En el estudio más reciente del Centro de Investigación para Familias de Empresarios del IPADE Business School en alianza con BBVA (CIFEM-BBVA, 6ª edición, 2024), hay un dato que debería preocupar a cualquier fundador de una pyme mexicana: solo el 4% de las empresas familiares en México llega a la tercera generación. Solo el 1% llega a la cuarta. Y el 53% ya está en riesgo por no tener resuelto el proceso de sucesión.

No es un problema de mercado, ni de tecnología, ni de capital. Es un problema de gobierno. Las empresas familiares mexicanas —que según KPMG generan más del 90% del PIB nacional— no se rompen porque el negocio falle. Se rompen porque no se puede tomar una decisión difícil sin que se convierta en conflicto familiar. Un hermano quiere expandir; el otro quiere repartir dividendos.
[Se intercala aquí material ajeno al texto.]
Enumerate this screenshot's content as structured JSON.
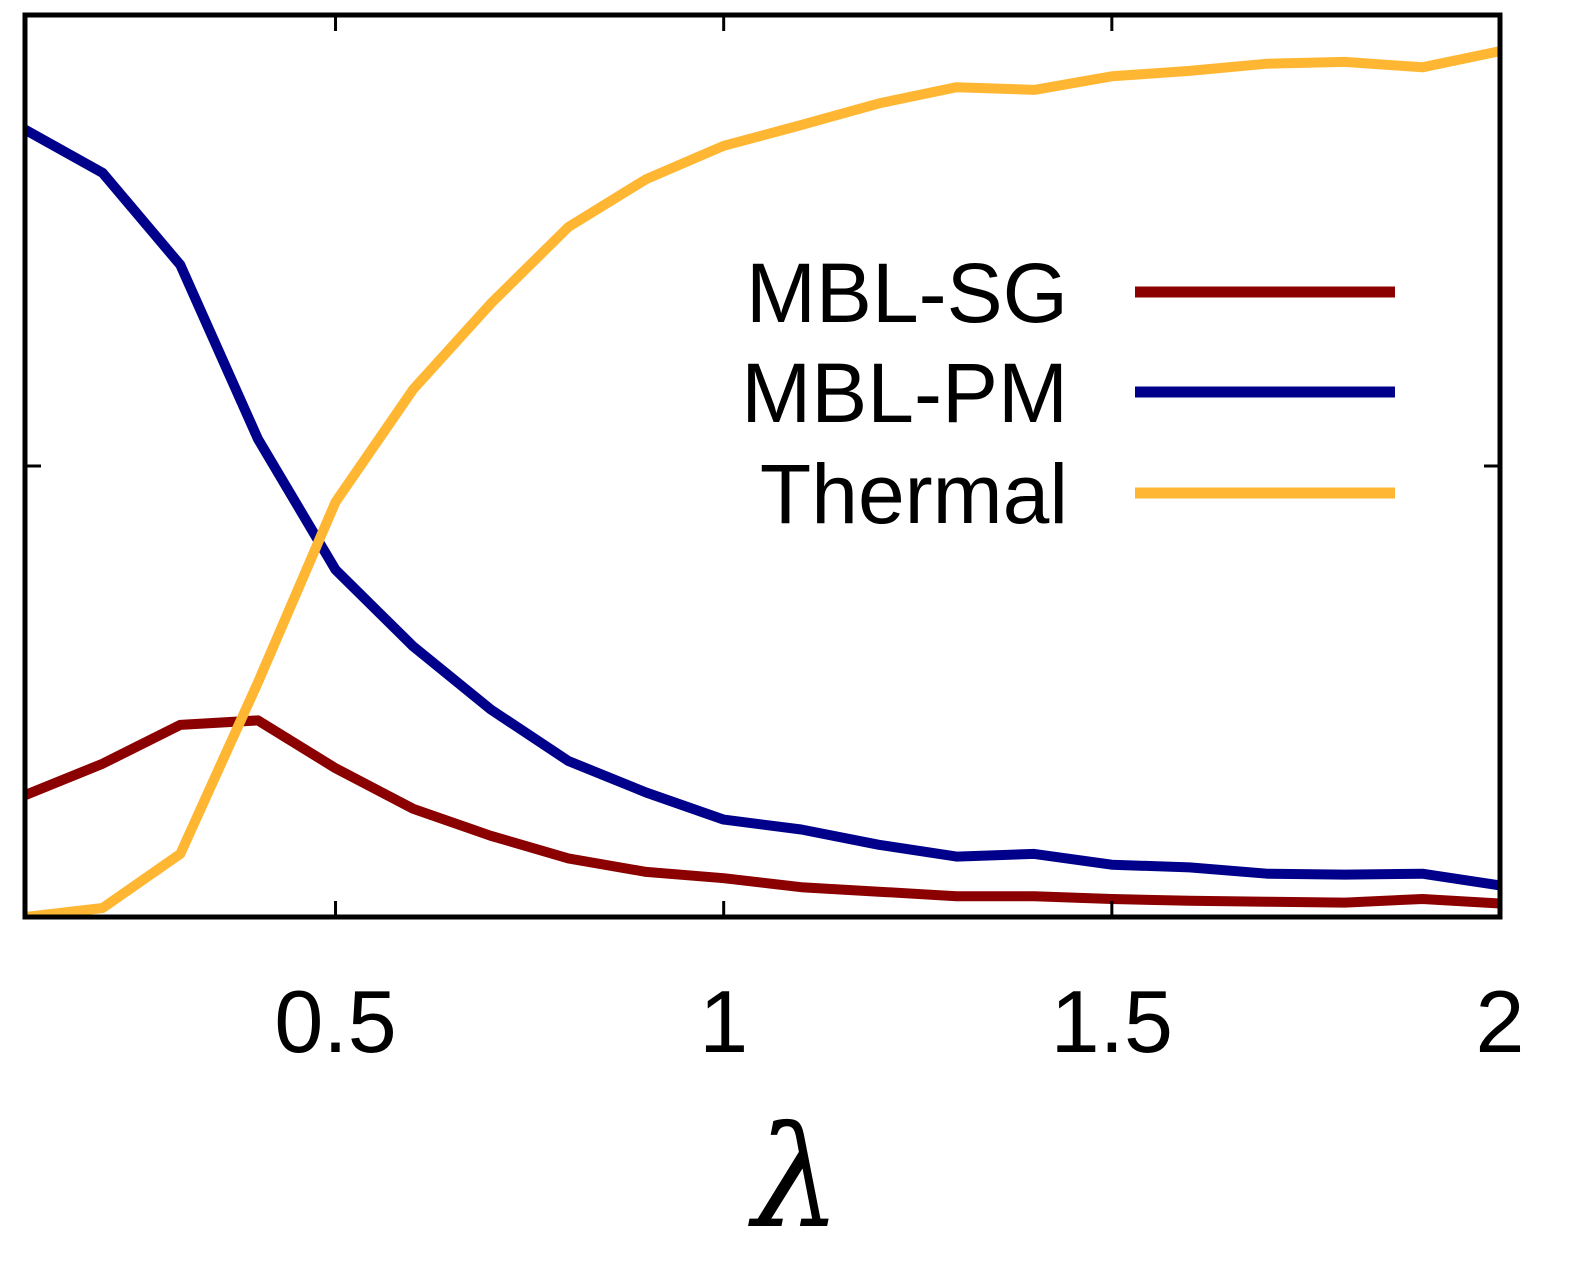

La segunda generación entra con títulos y sin experiencia real. El fundador no suelta el poder. La esposa del hijo mayor opina en las juntas.

Instalar un gobierno corporativo en una empresa familiar mexicana es la herramienta que resuelve exactamente eso: separa qué pertenece a la familia, qué pertenece al negocio, y qué se decide dónde. No es un capricho de consultores. Es la diferencia entre llegar a la tercera generación o desaparecer con la primera.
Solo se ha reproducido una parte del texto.